Hey, you're right they are good docs at ASH & AHH. It just also so happens they are highly selective. It's not that we're bad-mouthing those two hospitals but don't make them out to be more than they really are.
This flak about competition worrying other hospitals when it comes to heart patients is not true.
You just call 'em up and ask 'em if they'll treat anyone, no matter what. Ask 'em if they'll be the only ones who'll treat you no matter what or whether they'll farm you out to other systems because you don't quite fit their profile as they call it.
It's not fear of competition that's upset my friends but the hypocrisy and false impressions put out by ASH & AHH.
Go ahead. Check it out. Do some honest-to-goodness research from all sides of the question. Ask them what the exceptions are and their comments to these accusations.
It'll resolve the issue better than you or I can on this blog.
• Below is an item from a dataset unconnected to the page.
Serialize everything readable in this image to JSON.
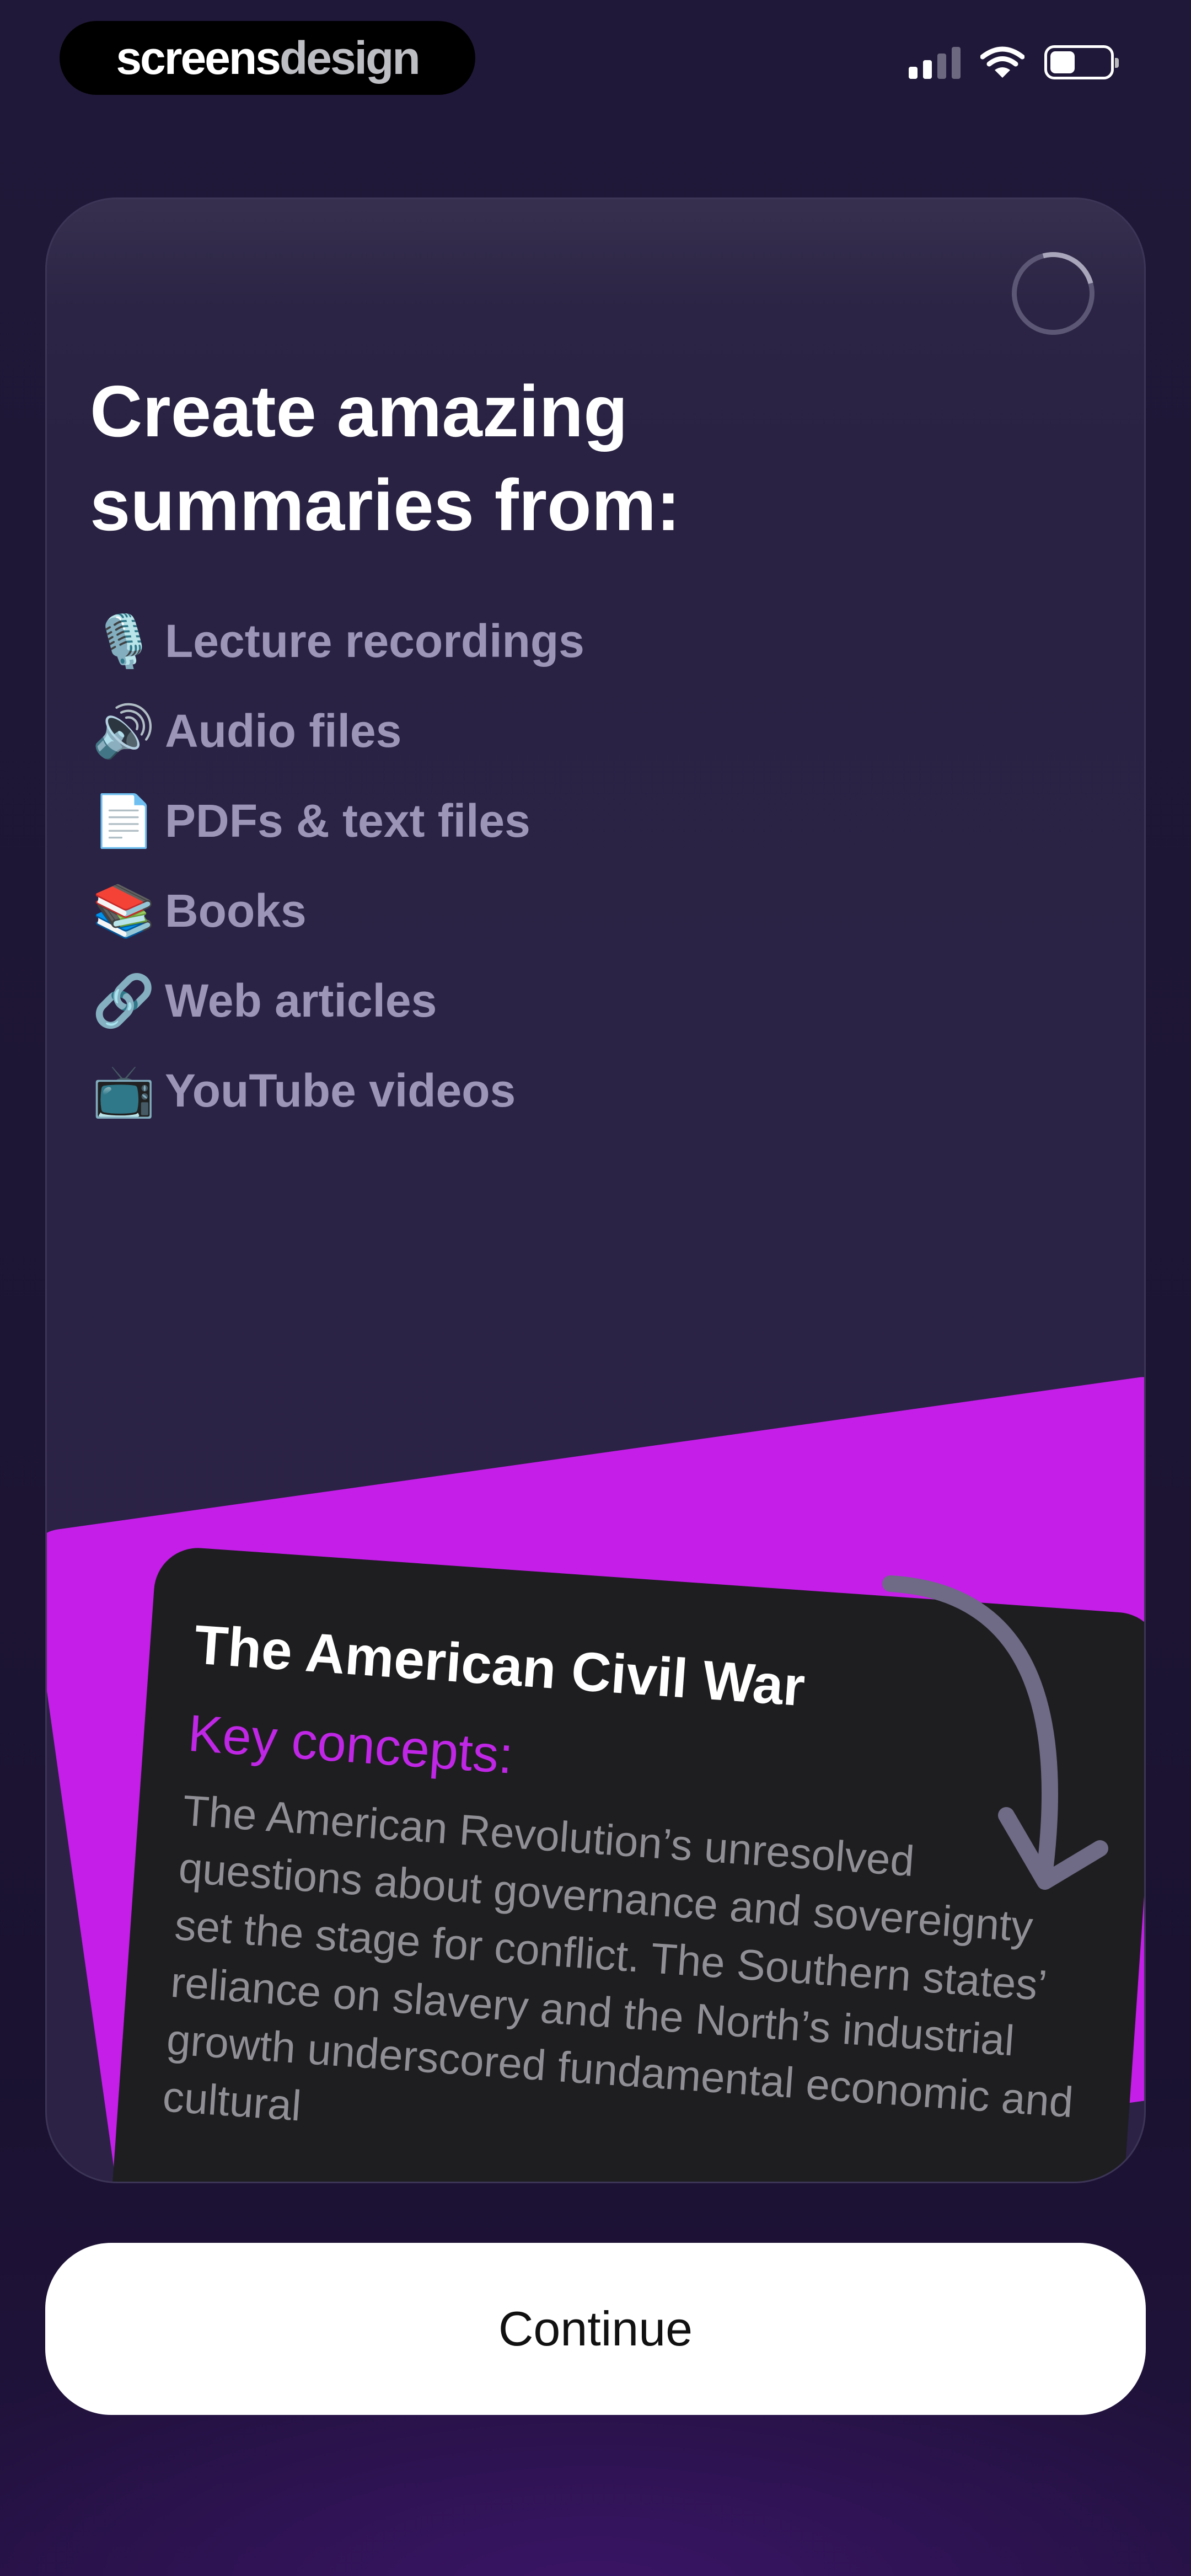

Its just one more racket. The emergency room in the new family medical clinic for the uninsured in our current health care system and, they can pass the cost on to the paying customers by way of higher insurance rates.

The tech bubble burst, the housing bubble burst, wait until the health care bubble bursts.

We can't keep going this way folks, it won't work.

I challenge YOU to call AHH and ask if they take all patients or only those with certain criteria. You obviously haven't done YOUR homework.

Mea culpa. I owe you a big apology BusDriver. I placed the call as you suggested. I guess if you're going to hop on a horse and ride it, you'd better see first if it has legs!!

Didn't have time to check out ASH, Did you call them?